Bewertungen sind die Währung der lokalen Suche: Sie entscheiden über das Ranking im Karten-Kasten und darüber, ob jemand anruft. Die meisten zufriedenen Kunden bewerten trotzdem nie — nicht aus Unwillen, sondern weil sie schlicht nicht daran denken. Genau da setzen die sieben Wege an. (Die Grundlagen zum Profil selbst stehen in der Unternehmensprofil-Anleitung.)
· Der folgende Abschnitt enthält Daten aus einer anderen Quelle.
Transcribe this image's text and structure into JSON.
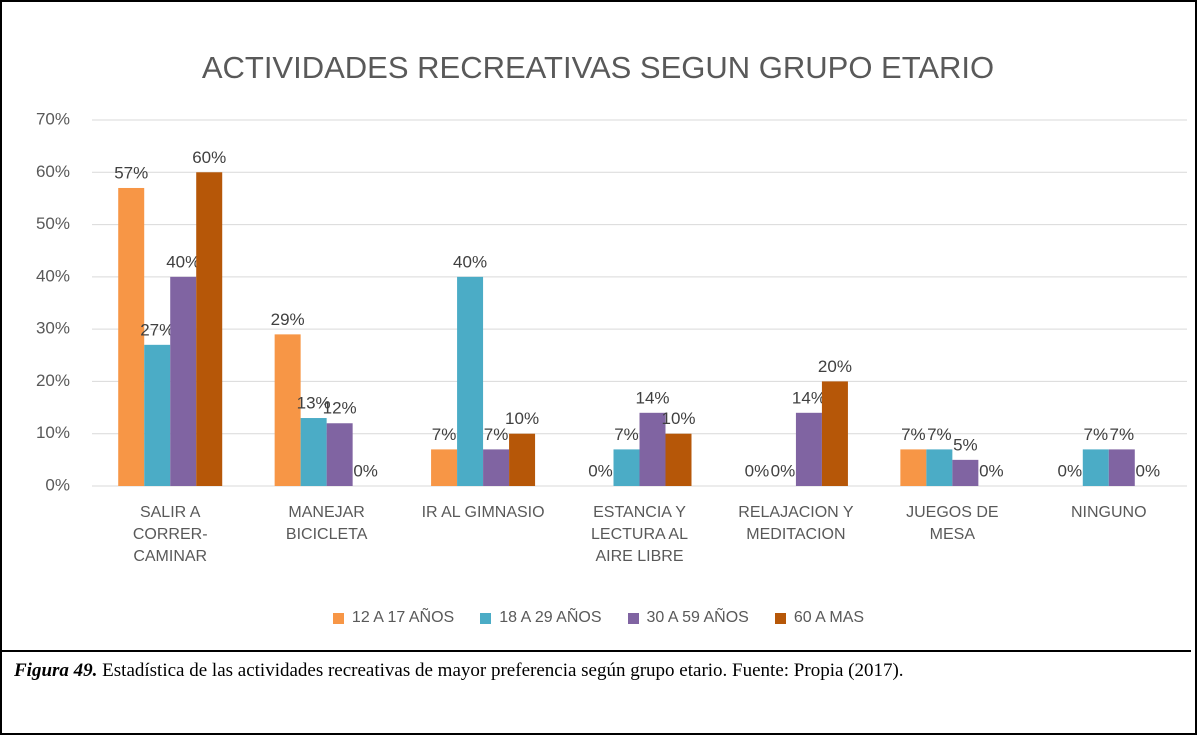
{
  "chart_data": {
    "type": "bar",
    "title": "ACTIVIDADES RECREATIVAS SEGUN GRUPO ETARIO",
    "categories": [
      "SALIR A CORRER-CAMINAR",
      "MANEJAR BICICLETA",
      "IR AL GIMNASIO",
      "ESTANCIA Y LECTURA AL AIRE LIBRE",
      "RELAJACION Y MEDITACION",
      "JUEGOS DE MESA",
      "NINGUNO"
    ],
    "series": [
      {
        "name": "12 A 17 AÑOS",
        "color": "#f79646",
        "values": [
          57,
          29,
          7,
          0,
          0,
          7,
          0
        ],
        "value_labels": [
          "57%",
          "29%",
          "7%",
          "0%",
          "0%",
          "7%",
          "0%"
        ]
      },
      {
        "name": "18 A 29 AÑOS",
        "color": "#4bacc6",
        "values": [
          27,
          13,
          40,
          7,
          0,
          7,
          7
        ],
        "value_labels": [
          "27%",
          "13%",
          "40%",
          "7%",
          "0%",
          "7%",
          "7%"
        ]
      },
      {
        "name": "30 A 59 AÑOS",
        "color": "#8064a2",
        "values": [
          40,
          12,
          7,
          14,
          14,
          5,
          7
        ],
        "value_labels": [
          "40%",
          "12%",
          "7%",
          "14%",
          "14%",
          "5%",
          "7%"
        ]
      },
      {
        "name": "60 A MAS",
        "color": "#b65708",
        "values": [
          60,
          0,
          10,
          10,
          20,
          0,
          0
        ],
        "value_labels": [
          "60%",
          "0%",
          "10%",
          "10%",
          "20%",
          "0%",
          "0%"
        ]
      }
    ],
    "ylim": [
      0,
      70
    ],
    "yticks": [
      {
        "value": 0,
        "label": "0%"
      },
      {
        "value": 10,
        "label": "10%"
      },
      {
        "value": 20,
        "label": "20%"
      },
      {
        "value": 30,
        "label": "30%"
      },
      {
        "value": 40,
        "label": "40%"
      },
      {
        "value": 50,
        "label": "50%"
      },
      {
        "value": 60,
        "label": "60%"
      },
      {
        "value": 70,
        "label": "70%"
      }
    ],
    "grid": true,
    "legend": "bottom"
  },
  "caption": {
    "label": "Figura 49.",
    "text": "Estadística de las actividades recreativas de mayor preferencia según grupo etario. Fuente: Propia (2017)."
  }
}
1. Fragen — im richtigen Moment
Der wirksamste Weg ist der direkteste: Bitte im Moment der Zufriedenheit um eine Bewertung — bei der Abnahme, wenn der Kunde begeistert durchs sanierte Bad geht; an der Kasse, wenn das Kompliment zur Frisur kommt. Ein Satz genügt: „Wenn Sie zufrieden waren — eine Google-Bewertung hilft uns enorm.“
2. Den Weg verkürzen: Link und QR-Code
Jede Hürde kostet Bewertungen. Google stellt für dein Profil einen direkten Bewertungslink bereit — verwandle ihn in einen QR-Code (kostenlose Generatoren reichen) und platziere ihn dort, wo Zufriedenheit entsteht: auf der Rechnung, der Visitenkarte, dem Tresenaufsteller, dem Bon.
3. Die Nachricht danach
Bei Aufträgen mit E-Mail-Kontakt: eine kurze Dankes-Nachricht nach Abschluss, mit dem Bewertungslink. Persönlich formuliert („Danke für Ihren Auftrag — hat es gepasst? Über eine Bewertung freuen wir uns“) und einmalig, nicht als Erinnerungs-Kaskade.
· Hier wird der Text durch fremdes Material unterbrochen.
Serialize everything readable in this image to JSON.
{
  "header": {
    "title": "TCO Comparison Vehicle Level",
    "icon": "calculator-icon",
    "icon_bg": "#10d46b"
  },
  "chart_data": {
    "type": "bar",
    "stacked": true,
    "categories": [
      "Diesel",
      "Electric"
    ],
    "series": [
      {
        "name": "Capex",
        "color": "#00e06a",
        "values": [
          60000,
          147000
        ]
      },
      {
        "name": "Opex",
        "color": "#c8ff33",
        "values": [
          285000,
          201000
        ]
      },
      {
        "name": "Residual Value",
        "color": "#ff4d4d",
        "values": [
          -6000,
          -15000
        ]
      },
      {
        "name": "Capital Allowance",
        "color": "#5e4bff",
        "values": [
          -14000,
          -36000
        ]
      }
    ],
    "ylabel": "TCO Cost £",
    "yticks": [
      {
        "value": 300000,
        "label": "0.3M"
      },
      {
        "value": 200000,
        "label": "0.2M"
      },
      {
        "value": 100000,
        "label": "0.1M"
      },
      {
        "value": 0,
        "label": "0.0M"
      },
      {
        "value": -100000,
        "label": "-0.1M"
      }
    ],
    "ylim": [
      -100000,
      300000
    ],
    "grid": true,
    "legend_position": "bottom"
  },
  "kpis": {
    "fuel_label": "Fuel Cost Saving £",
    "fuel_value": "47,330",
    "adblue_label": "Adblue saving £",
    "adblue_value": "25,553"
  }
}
4. Antworten — auf jede Bewertung
Wer sieht, dass der Betrieb auf Bewertungen antwortet, bewertet eher: Die Antwort beweist, dass das Feedback ankommt. Kurz und persönlich bei Lob; sachlich, lösungsorientiert und ohne Rechtfertigungs-Roman bei Kritik. Die Antwort liest vor allem die künftige Kundschaft.
5. Das Team mitnehmen
Wenn alle im Betrieb wissen, dass Bewertungen zählen, vervielfacht sich das Fragen von selbst. Manche Betriebe machen es konkret: Wer im Servicegespräch namentlich gelobt wird („Frag nach Marco“), motiviert das ganze Team.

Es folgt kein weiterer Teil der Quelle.